2,256 orangutans were hunted or killed each year in the area of Kalimantan alone
The Island of Borneo is famous not only for being a tropical paradise with rainforests and beaches but also for being home to one of the most intelligent apes on the planet – the orangutan.
However, the fate of the Man of the Forest, as locals call the iconic animal, is in the most perilous state ever recorded.
A new study published in Current Biology suggests that between the years 1999 and 2015 Borneo’s orangutan population decreased by almost 150,000.

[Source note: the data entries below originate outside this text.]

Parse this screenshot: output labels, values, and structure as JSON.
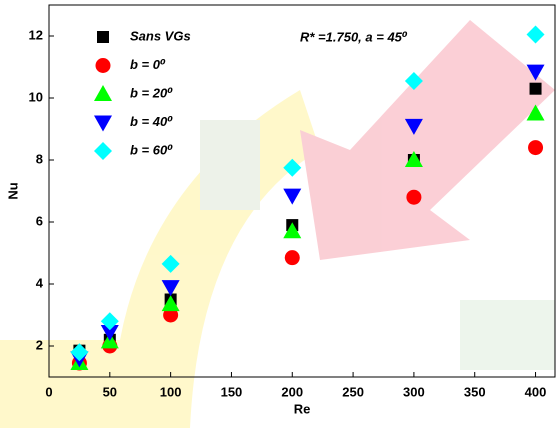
{
  "chart_data": {
    "type": "scatter",
    "xlabel": "Re",
    "ylabel": "Nu",
    "annotation": "R* =1.750, a = 45⁰",
    "x": [
      25,
      50,
      100,
      200,
      300,
      400
    ],
    "xlim": [
      0,
      416
    ],
    "xticks": [
      0,
      50,
      100,
      150,
      200,
      250,
      300,
      350,
      400
    ],
    "ylim": [
      1,
      13
    ],
    "yticks": [
      2,
      4,
      6,
      8,
      10,
      12
    ],
    "legend": "upper-left",
    "series": [
      {
        "name": "Sans VGs",
        "color": "#000000",
        "marker": "square",
        "values": [
          1.85,
          2.2,
          3.5,
          5.9,
          8.0,
          10.3
        ]
      },
      {
        "name": "b = 0⁰",
        "color": "#ff0000",
        "marker": "circle",
        "values": [
          1.45,
          2.0,
          3.0,
          4.85,
          6.8,
          8.4
        ]
      },
      {
        "name": "b = 20⁰",
        "color": "#00ff00",
        "marker": "triangle-up",
        "values": [
          1.45,
          2.15,
          3.35,
          5.7,
          8.0,
          9.5
        ]
      },
      {
        "name": "b = 40⁰",
        "color": "#0000ff",
        "marker": "triangle-down",
        "values": [
          1.6,
          2.45,
          3.9,
          6.85,
          9.1,
          10.85
        ]
      },
      {
        "name": "b = 60⁰",
        "color": "#00ffff",
        "marker": "diamond",
        "values": [
          1.8,
          2.8,
          4.65,
          7.75,
          10.55,
          12.05
        ]
      }
    ]
  }
}
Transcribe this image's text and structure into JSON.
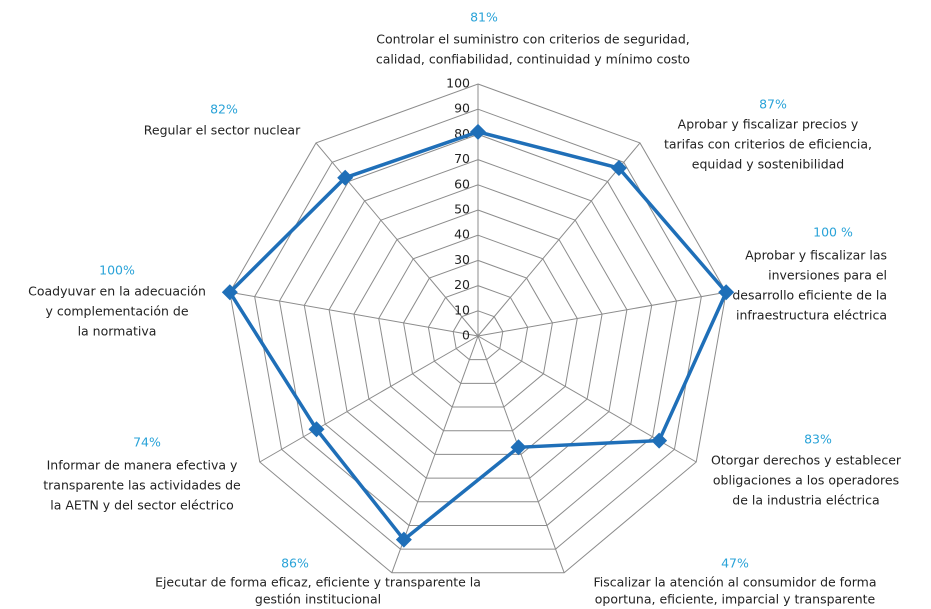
{
  "chart_data": {
    "type": "radar",
    "categories": [
      [
        "Controlar el suministro con criterios de seguridad,",
        "calidad, confiabilidad, continuidad y mínimo costo"
      ],
      [
        "Aprobar y fiscalizar precios y",
        "tarifas con criterios de eficiencia,",
        "equidad y sostenibilidad"
      ],
      [
        "Aprobar y fiscalizar las",
        "inversiones para el",
        "desarrollo eficiente de la",
        "infraestructura eléctrica"
      ],
      [
        "Otorgar derechos y establecer",
        "obligaciones a los operadores",
        "de la industria eléctrica"
      ],
      [
        "Fiscalizar la atención al consumidor de forma",
        "oportuna, eficiente, imparcial y transparente"
      ],
      [
        "Ejecutar de forma eficaz, eficiente y transparente la",
        "gestión institucional"
      ],
      [
        "Informar de manera efectiva y",
        "transparente las actividades de",
        "la AETN y del sector eléctrico"
      ],
      [
        "Coadyuvar en la adecuación",
        "y complementación de",
        "la normativa"
      ],
      [
        "Regular el sector nuclear"
      ]
    ],
    "values": [
      81,
      87,
      100,
      83,
      47,
      86,
      74,
      100,
      82
    ],
    "value_labels": [
      "81%",
      "87%",
      "100 %",
      "83%",
      "47%",
      "86%",
      "74%",
      "100%",
      "82%"
    ],
    "color": "#1f6fb8",
    "value_label_color": "#2aa3d8",
    "ylim": [
      0,
      100
    ],
    "yticks": [
      0,
      10,
      20,
      30,
      40,
      50,
      60,
      70,
      80,
      90,
      100
    ],
    "grid": true
  }
}
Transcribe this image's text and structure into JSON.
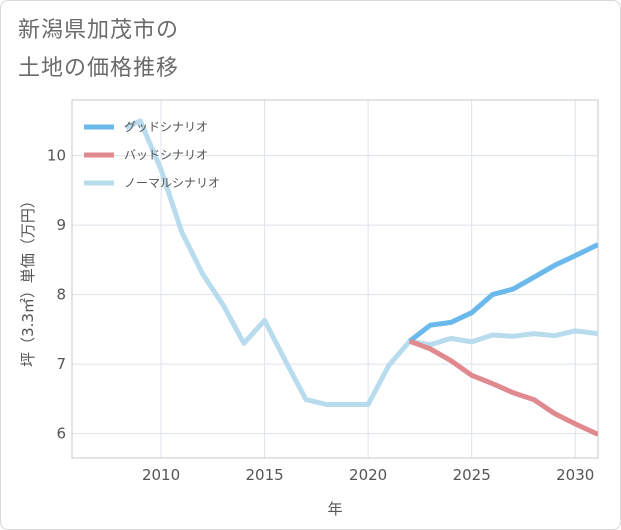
{
  "title": [
    "新潟県加茂市の",
    "土地の価格推移"
  ],
  "chart_data": {
    "type": "line",
    "xlabel": "年",
    "ylabel": "坪（3.3㎡）単価（万円）",
    "xlim": [
      2005.7,
      2031.1
    ],
    "ylim": [
      5.65,
      10.8
    ],
    "xticks": [
      2010,
      2015,
      2020,
      2025,
      2030
    ],
    "yticks": [
      6,
      7,
      8,
      9,
      10
    ],
    "grid": true,
    "legend_position": "top-left",
    "series": [
      {
        "name": "グッドシナリオ",
        "color": "#6ab8ec",
        "x": [
          2022,
          2023,
          2024,
          2025,
          2026,
          2027,
          2028,
          2029,
          2030,
          2031.1
        ],
        "y": [
          7.33,
          7.56,
          7.6,
          7.74,
          8.0,
          8.08,
          8.25,
          8.42,
          8.56,
          8.72
        ]
      },
      {
        "name": "バッドシナリオ",
        "color": "#e08a90",
        "x": [
          2022,
          2023,
          2024,
          2025,
          2026,
          2027,
          2028,
          2029,
          2030,
          2031.1
        ],
        "y": [
          7.33,
          7.22,
          7.05,
          6.84,
          6.72,
          6.59,
          6.49,
          6.29,
          6.14,
          5.99
        ]
      },
      {
        "name": "ノーマルシナリオ",
        "color": "#b8dcee",
        "x": [
          2008.3,
          2009,
          2010,
          2011,
          2012,
          2013,
          2014,
          2015,
          2016,
          2017,
          2018,
          2019,
          2020,
          2021,
          2022,
          2023,
          2024,
          2025,
          2026,
          2027,
          2028,
          2029,
          2030,
          2031.1
        ],
        "y": [
          10.4,
          10.5,
          9.8,
          8.9,
          8.3,
          7.85,
          7.3,
          7.63,
          7.05,
          6.49,
          6.42,
          6.42,
          6.42,
          6.98,
          7.33,
          7.28,
          7.37,
          7.32,
          7.42,
          7.4,
          7.44,
          7.41,
          7.48,
          7.44
        ]
      }
    ]
  }
}
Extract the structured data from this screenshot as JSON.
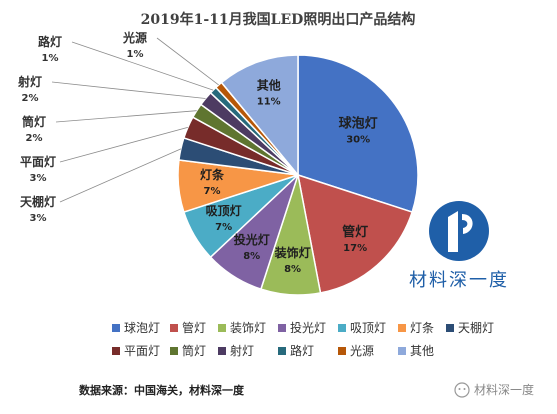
{
  "chart_data": {
    "type": "pie",
    "title": "2019年1-11月我国LED照明出口产品结构",
    "slices": [
      {
        "name": "球泡灯",
        "value": 30,
        "label": "30%",
        "color": "#4472C4"
      },
      {
        "name": "管灯",
        "value": 17,
        "label": "17%",
        "color": "#C0504D"
      },
      {
        "name": "装饰灯",
        "value": 8,
        "label": "8%",
        "color": "#9BBB59"
      },
      {
        "name": "投光灯",
        "value": 8,
        "label": "8%",
        "color": "#7F62A3"
      },
      {
        "name": "吸顶灯",
        "value": 7,
        "label": "7%",
        "color": "#4BACC6"
      },
      {
        "name": "灯条",
        "value": 7,
        "label": "7%",
        "color": "#F79646"
      },
      {
        "name": "天棚灯",
        "value": 3,
        "label": "3%",
        "color": "#2C4D75"
      },
      {
        "name": "平面灯",
        "value": 3,
        "label": "3%",
        "color": "#772C2A"
      },
      {
        "name": "筒灯",
        "value": 2,
        "label": "2%",
        "color": "#5F7530"
      },
      {
        "name": "射灯",
        "value": 2,
        "label": "2%",
        "color": "#4D3B62"
      },
      {
        "name": "路灯",
        "value": 1,
        "label": "1%",
        "color": "#276A7C"
      },
      {
        "name": "光源",
        "value": 1,
        "label": "1%",
        "color": "#B65708"
      },
      {
        "name": "其他",
        "value": 11,
        "label": "11%",
        "color": "#8EA9DB"
      }
    ],
    "legend_position": "bottom"
  },
  "watermark": {
    "logo_text": "材料深一度",
    "logo_color": "#1F5FA8"
  },
  "source_note": "数据来源：中国海关，材料深一度",
  "wechat_tag": "材料深一度"
}
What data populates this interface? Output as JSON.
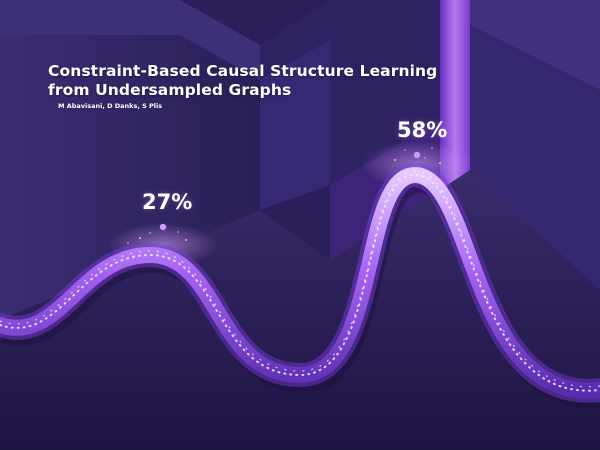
{
  "title": "Constraint-Based Causal Structure Learning from Undersampled Graphs",
  "authors": "M Abavisani, D Danks, S Plis",
  "markers": [
    {
      "label": "27%"
    },
    {
      "label": "58%"
    }
  ],
  "colors": {
    "background": "#2a1d55",
    "accent": "#b26cf0",
    "curve": "#9b5cf0",
    "text": "#ffffff"
  }
}
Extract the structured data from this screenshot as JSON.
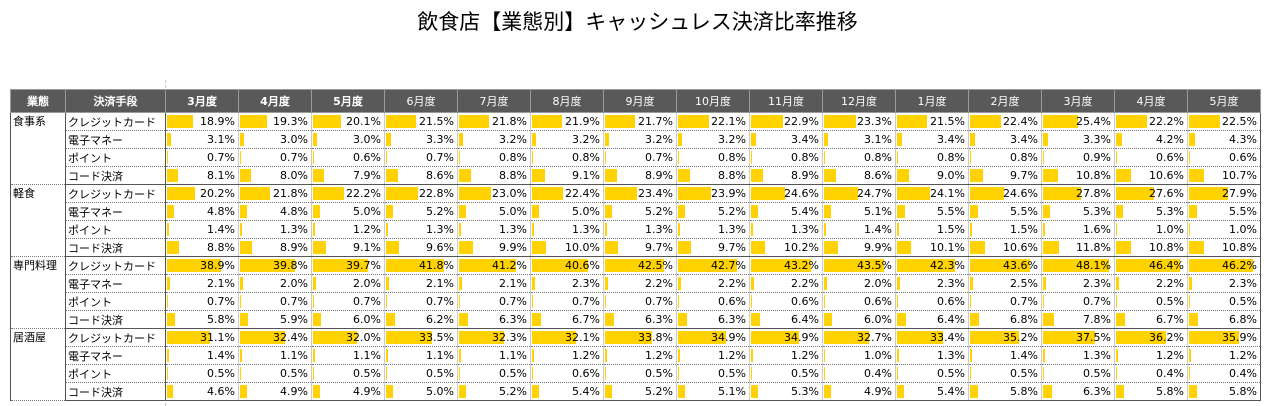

The findings also illustrate that the apes suffer from massive deforestation linked to palm oil production, but mainly, from violent interactions with humans. Almost 70 per cent of the losses are caused by hunting and poaching, the report suggests.
“People have hunted orangutans for their meat on Borneo since they colonised the area,” said co-author of the study Maria Voigt of the German Centre for Integrative Biodiversity Research.
In the area of Kalimantan alone “2,256 orangutans per year were hunted or killed due to conflict with humans on average”, the findings reveal.
“Killing also occurs in situations where humans are frightened or startled by orangutans,” Voigt said. This often occurs when the animals wander into people’s gardens or during a hunt for a young orangutan that would be sold as a pet leaving its mother killed.
“We need to work with people to help them understand that orangutans are not dangerous and that it’s illegal to kill them,” ecologist Serge Wich, a co-author of the paper from Liverpool John Moores University, said.
The current population of orangutans in Borneo is estimated to be between 70,000 and 100,000.
As the scientists predict that this could fall by another 45,000 over next 35 years, they call for action by all sectors of society.
Their statement says: “Our findings are alarming. To prevent further decline and continued local extinctions of orangutans, humanity must act now: biodiversity conservation needs to permeate into all political and societal sectors and must become a guiding principle in the public discourse and in political decision-making processes.”
On the other hand, the researchers emphasise that there has been a positive trend of forest protection and re-plantation.